Visiting THE AKC MUSEUM OF THE DOG and GULLIVER’S GATE by Robin Gorman Newman

My now 16 year old son and I have done many NYC staycations over the years, so he’s developed a love of all that the city has to offer.

While in summer, we try to spend as much time by our community pool as possible….especially this year since he’s working there as a lifeguard….but we decided to venture into the city one afternoon to check out two cool venues.

One which we had been to before…and the other which is fairly new.

Our first stop was “NYC’s only Museum dedicated to man’s best friend.”

While we don’t have a dog, we are both fans, and my son is particularly drawn to German Shepherds and Huskies….so when we were greeted by this lovely statue, he took immediate interest.

The American Kennel Club Museum of the Dog is located 101 Park Ave, very near to Grand Central Station, and it houses one of the world’s largest repositories of canine fine art including works by such famous dog artists as Sir Edwin Landseer, Maud Earl, Arthur Wardle and many more.

Spanning two intimate floors, the gallery includes such interactive exhibits as:

  • “Find Your Match” kiosks that take your photo, aligning its likeness with a dog breed.
  • Visitors can  try to train a digital service dog named “Molly” at the “Train A Dog” exhibit.
  • “Meet the Breeds®” touchscreen tables allows visitors to explore breeds’ features, traits, history and representations in the collection.
  • “Story of A Breeder” highlights responsible breeders and how to find one.

The Museum even has an app that serves as a guide for visitors, providing general information about the Museum and offers highlights such as current shows, upcoming events, and “Best in Show”.  The app is also equipped with augmented reality experiences, including a scavenger hunt and a museum tour led by a virtual dog named “Arty”.  It’s a great feature particularly for kids to enjoy.

The AKC Museum of the Dog, founded in 1982, was originally housed in The New York Life Building located at 51 Madison Avenue as part of the AKC Headquarters. In 1987, the Museum was moved to West St. Louis County, MO. The Museum is dedicated to the collection, preservation, exhibition, and interpretation of the art, artifacts and literature of the dog for the purposes of education, historical perspective, aesthetic enjoyment and to enhance the appreciation for and knowledge of the significance of the dog and the human/canine relationship.

We spent about an hour there, but you could spend longer, particularly if you partake in one of their special programs including Paws to Read (story time for young children, and a craft activity….free with museum admission….held weekly).



Gulliver’s Gate, a stunning miniature world experience in Times Square (44th Street), features an interactive display (you are given a key to turn to activate items in each country) representing regions of the world and famous landmarks, as well as moving trains, planes, wagons and people of the past and present. Scenes depicted from the world include New York City, Latin America, Middle East, Europe, Russia and Asia.

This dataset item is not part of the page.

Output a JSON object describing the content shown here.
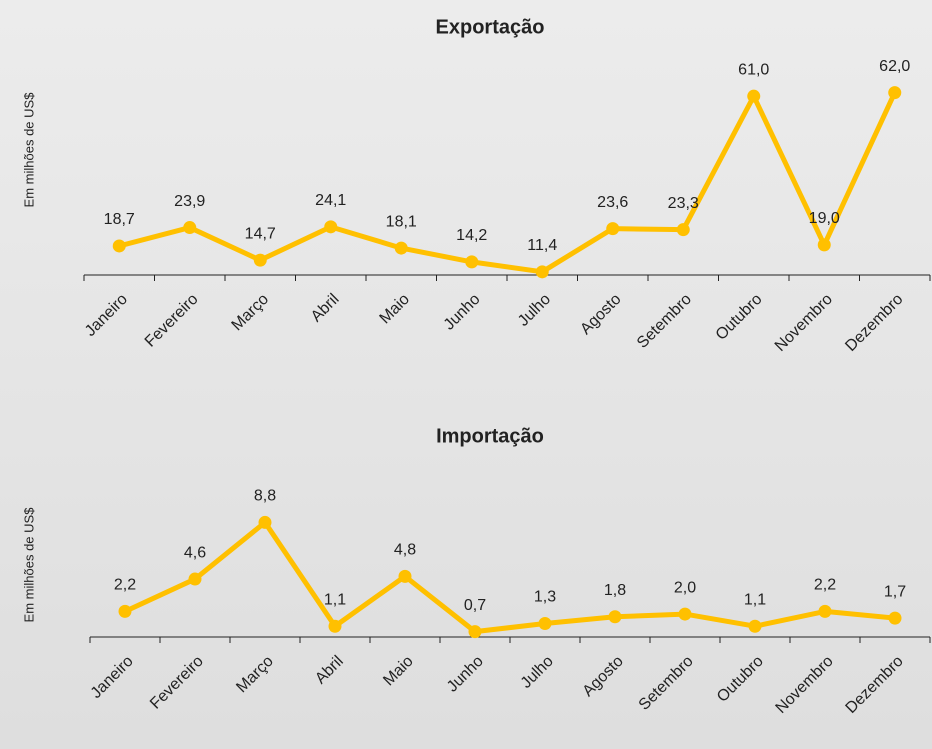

Landmarks include world wonders such as, the Parthenon, the Colosseum, the Pyramids, the Panama Canal, the Great Wall of China and many more. The attraction also incorporates a full-body scanner and 3D printer to enable visitors to make miniature versions of themselves that can be taken home as a souvenir, or left behind as a permanent “model citizen” of Gulliver’s Gate.

(Me – Venice)

(Seth – NYC)

We have visited twice before, but were anxious to go again, as it is an impressively, ever-evolving exhibit that not only never gets tired, but keeps adding to it’s already engaging, eye catching display.  Each time I go, I leave yearning to visit another part of the world.

This visit with my son was particularly cool because we had had miniatures made of ourselves on a prior visit and returned to see if we could find ourselves.  I chose to have my miniature placed in Venice….a destination I have always loved.  And, my son chose NYC.  As small as they were, surprisingly we were able to find them, and it was cool to know that we are a permanent part of the exhibit.

We will definitely be back to keep an eye on ourselves, and to check out the exhibition as it continues to grow.

They offer group rates and host private functions. All ages are welcome, and strollers are permitted.



A typical visit is around 1.5 hours for a self-guided tour.  The more closely you look, the more you will discover each time.













Note: Our visits were hosted, but our opinions are our own.